Add the nutmeg, broccoli, a dash of salt, and lots of freshly ground black pepper. Cover and reduce the heat to low. Simmer for 20 to 30 minutes, or until the broccoli is tender. Add the cheese a handful at a time, stirring to melt the cheese after each addition.
At this point I did a quick pass with my immersion blender on low to blend up the broccoli a bit, but still leave a good amount of texture. You could also choose to mash it with a potato masher to break up the broccoli a bit, or transfer to a blender or food processor in two batches and puree completely. Finally, whisk in the vegetable broth, and re-warm over low heat, then serve.

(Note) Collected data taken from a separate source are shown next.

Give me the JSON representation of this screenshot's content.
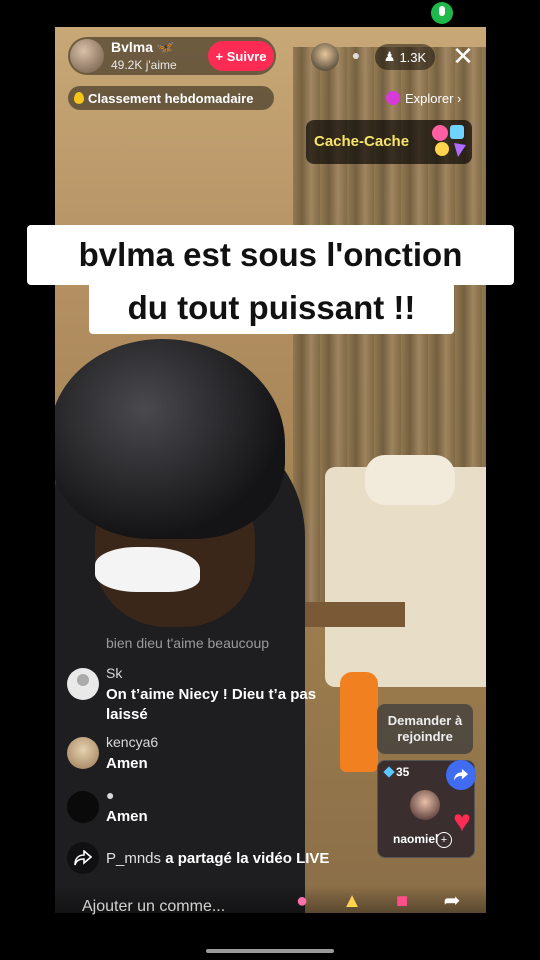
{
  "status": {
    "mic_icon": "mic-icon"
  },
  "host": {
    "name": "Bvlma 🦋",
    "likes": "49.2K j'aime",
    "follow_label": "+ Suivre"
  },
  "viewers": {
    "count": "1.3K"
  },
  "weekly_rank": {
    "label": "Classement hebdomadaire"
  },
  "explore": {
    "label": "Explorer ›"
  },
  "game": {
    "label": "Cache-Cache"
  },
  "banner": {
    "line1": "bvlma est sous l'onction",
    "line2": "du tout puissant !!"
  },
  "comments": {
    "faded": "bien dieu t'aime beaucoup",
    "items": [
      {
        "user": "Sk",
        "text": "On t’aime Niecy ! Dieu t’a pas laissé"
      },
      {
        "user": "kencya6",
        "text": "Amen"
      },
      {
        "user": "",
        "text": "Amen"
      }
    ]
  },
  "share_event": {
    "user": "P_mnds",
    "text": "a partagé la vidéo LIVE"
  },
  "join": {
    "label": "Demander à rejoindre"
  },
  "guest": {
    "count": "35",
    "name": "naomiel"
  },
  "bottom": {
    "comment_placeholder": "Ajouter un comme..."
  },
  "colors": {
    "follow": "#fe2c55",
    "heart": "#fe2c55",
    "share": "#3f6cf0",
    "mic": "#1fb84a"
  }
}
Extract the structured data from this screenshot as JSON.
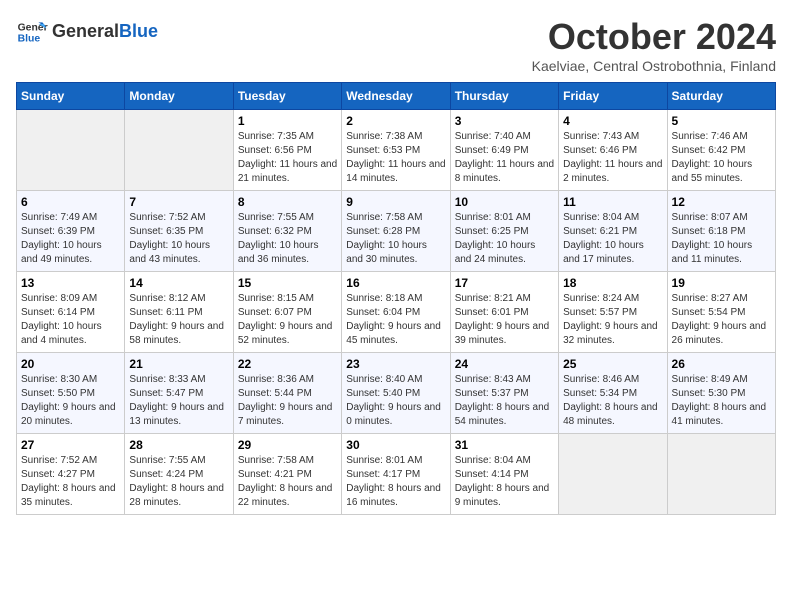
{
  "header": {
    "logo_general": "General",
    "logo_blue": "Blue",
    "month_title": "October 2024",
    "location": "Kaelviae, Central Ostrobothnia, Finland"
  },
  "days_of_week": [
    "Sunday",
    "Monday",
    "Tuesday",
    "Wednesday",
    "Thursday",
    "Friday",
    "Saturday"
  ],
  "weeks": [
    [
      {
        "day": "",
        "info": ""
      },
      {
        "day": "",
        "info": ""
      },
      {
        "day": "1",
        "info": "Sunrise: 7:35 AM\nSunset: 6:56 PM\nDaylight: 11 hours and 21 minutes."
      },
      {
        "day": "2",
        "info": "Sunrise: 7:38 AM\nSunset: 6:53 PM\nDaylight: 11 hours and 14 minutes."
      },
      {
        "day": "3",
        "info": "Sunrise: 7:40 AM\nSunset: 6:49 PM\nDaylight: 11 hours and 8 minutes."
      },
      {
        "day": "4",
        "info": "Sunrise: 7:43 AM\nSunset: 6:46 PM\nDaylight: 11 hours and 2 minutes."
      },
      {
        "day": "5",
        "info": "Sunrise: 7:46 AM\nSunset: 6:42 PM\nDaylight: 10 hours and 55 minutes."
      }
    ],
    [
      {
        "day": "6",
        "info": "Sunrise: 7:49 AM\nSunset: 6:39 PM\nDaylight: 10 hours and 49 minutes."
      },
      {
        "day": "7",
        "info": "Sunrise: 7:52 AM\nSunset: 6:35 PM\nDaylight: 10 hours and 43 minutes."
      },
      {
        "day": "8",
        "info": "Sunrise: 7:55 AM\nSunset: 6:32 PM\nDaylight: 10 hours and 36 minutes."
      },
      {
        "day": "9",
        "info": "Sunrise: 7:58 AM\nSunset: 6:28 PM\nDaylight: 10 hours and 30 minutes."
      },
      {
        "day": "10",
        "info": "Sunrise: 8:01 AM\nSunset: 6:25 PM\nDaylight: 10 hours and 24 minutes."
      },
      {
        "day": "11",
        "info": "Sunrise: 8:04 AM\nSunset: 6:21 PM\nDaylight: 10 hours and 17 minutes."
      },
      {
        "day": "12",
        "info": "Sunrise: 8:07 AM\nSunset: 6:18 PM\nDaylight: 10 hours and 11 minutes."
      }
    ],
    [
      {
        "day": "13",
        "info": "Sunrise: 8:09 AM\nSunset: 6:14 PM\nDaylight: 10 hours and 4 minutes."
      },
      {
        "day": "14",
        "info": "Sunrise: 8:12 AM\nSunset: 6:11 PM\nDaylight: 9 hours and 58 minutes."
      },
      {
        "day": "15",
        "info": "Sunrise: 8:15 AM\nSunset: 6:07 PM\nDaylight: 9 hours and 52 minutes."
      },
      {
        "day": "16",
        "info": "Sunrise: 8:18 AM\nSunset: 6:04 PM\nDaylight: 9 hours and 45 minutes."
      },
      {
        "day": "17",
        "info": "Sunrise: 8:21 AM\nSunset: 6:01 PM\nDaylight: 9 hours and 39 minutes."
      },
      {
        "day": "18",
        "info": "Sunrise: 8:24 AM\nSunset: 5:57 PM\nDaylight: 9 hours and 32 minutes."
      },
      {
        "day": "19",
        "info": "Sunrise: 8:27 AM\nSunset: 5:54 PM\nDaylight: 9 hours and 26 minutes."
      }
    ],
    [
      {
        "day": "20",
        "info": "Sunrise: 8:30 AM\nSunset: 5:50 PM\nDaylight: 9 hours and 20 minutes."
      },
      {
        "day": "21",
        "info": "Sunrise: 8:33 AM\nSunset: 5:47 PM\nDaylight: 9 hours and 13 minutes."
      },
      {
        "day": "22",
        "info": "Sunrise: 8:36 AM\nSunset: 5:44 PM\nDaylight: 9 hours and 7 minutes."
      },
      {
        "day": "23",
        "info": "Sunrise: 8:40 AM\nSunset: 5:40 PM\nDaylight: 9 hours and 0 minutes."
      },
      {
        "day": "24",
        "info": "Sunrise: 8:43 AM\nSunset: 5:37 PM\nDaylight: 8 hours and 54 minutes."
      },
      {
        "day": "25",
        "info": "Sunrise: 8:46 AM\nSunset: 5:34 PM\nDaylight: 8 hours and 48 minutes."
      },
      {
        "day": "26",
        "info": "Sunrise: 8:49 AM\nSunset: 5:30 PM\nDaylight: 8 hours and 41 minutes."
      }
    ],
    [
      {
        "day": "27",
        "info": "Sunrise: 7:52 AM\nSunset: 4:27 PM\nDaylight: 8 hours and 35 minutes."
      },
      {
        "day": "28",
        "info": "Sunrise: 7:55 AM\nSunset: 4:24 PM\nDaylight: 8 hours and 28 minutes."
      },
      {
        "day": "29",
        "info": "Sunrise: 7:58 AM\nSunset: 4:21 PM\nDaylight: 8 hours and 22 minutes."
      },
      {
        "day": "30",
        "info": "Sunrise: 8:01 AM\nSunset: 4:17 PM\nDaylight: 8 hours and 16 minutes."
      },
      {
        "day": "31",
        "info": "Sunrise: 8:04 AM\nSunset: 4:14 PM\nDaylight: 8 hours and 9 minutes."
      },
      {
        "day": "",
        "info": ""
      },
      {
        "day": "",
        "info": ""
      }
    ]
  ]
}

- I like using mild cheddar cheese so that it doesn't overpower the rest of the soup, but you can certainly use sharp if you prefer. If you are into Velveeta broccoli cheese soup (old school solidarity!), then you can substitute that for the cheddar cheese.
- If you cannot find half and half where you live, simply substitute heavy cream and whole milk in equal parts.
- You can substitute chicken broth or stock for the vegetable broth.
- Make a crockpot broccoli cheese soup by transferring the milk mixture, broccoli, seasonings, and cheese to the slow cooker after step #1. Cook on low for 4 to 6 hours, then proceed with mashing/pureeing the soup as you'd like and whisk in the vegetable broth as directed.
- If you like potatoes in your broccoli cheese soup, add some cubed potatoes along with the broccoli in step #2.
Nutritional values are based on one serving
Broccoli Cheese Soup
Amount Per Serving
Calories 445 Calories from Fat 270
% Daily Value*
Total Fat 30g 46%
Saturated Fat 18g 90%
Cholesterol 87mg 29%
Sodium 546mg 23%
Potassium 1014mg 29%
Total Carbohydrates 28g 9%
Dietary Fiber 6g 24%
Protein 20g 40%
Vitamin A 51.4%
Vitamin C 264.5%
* Percent Daily Values are based on a 2000 calorie diet.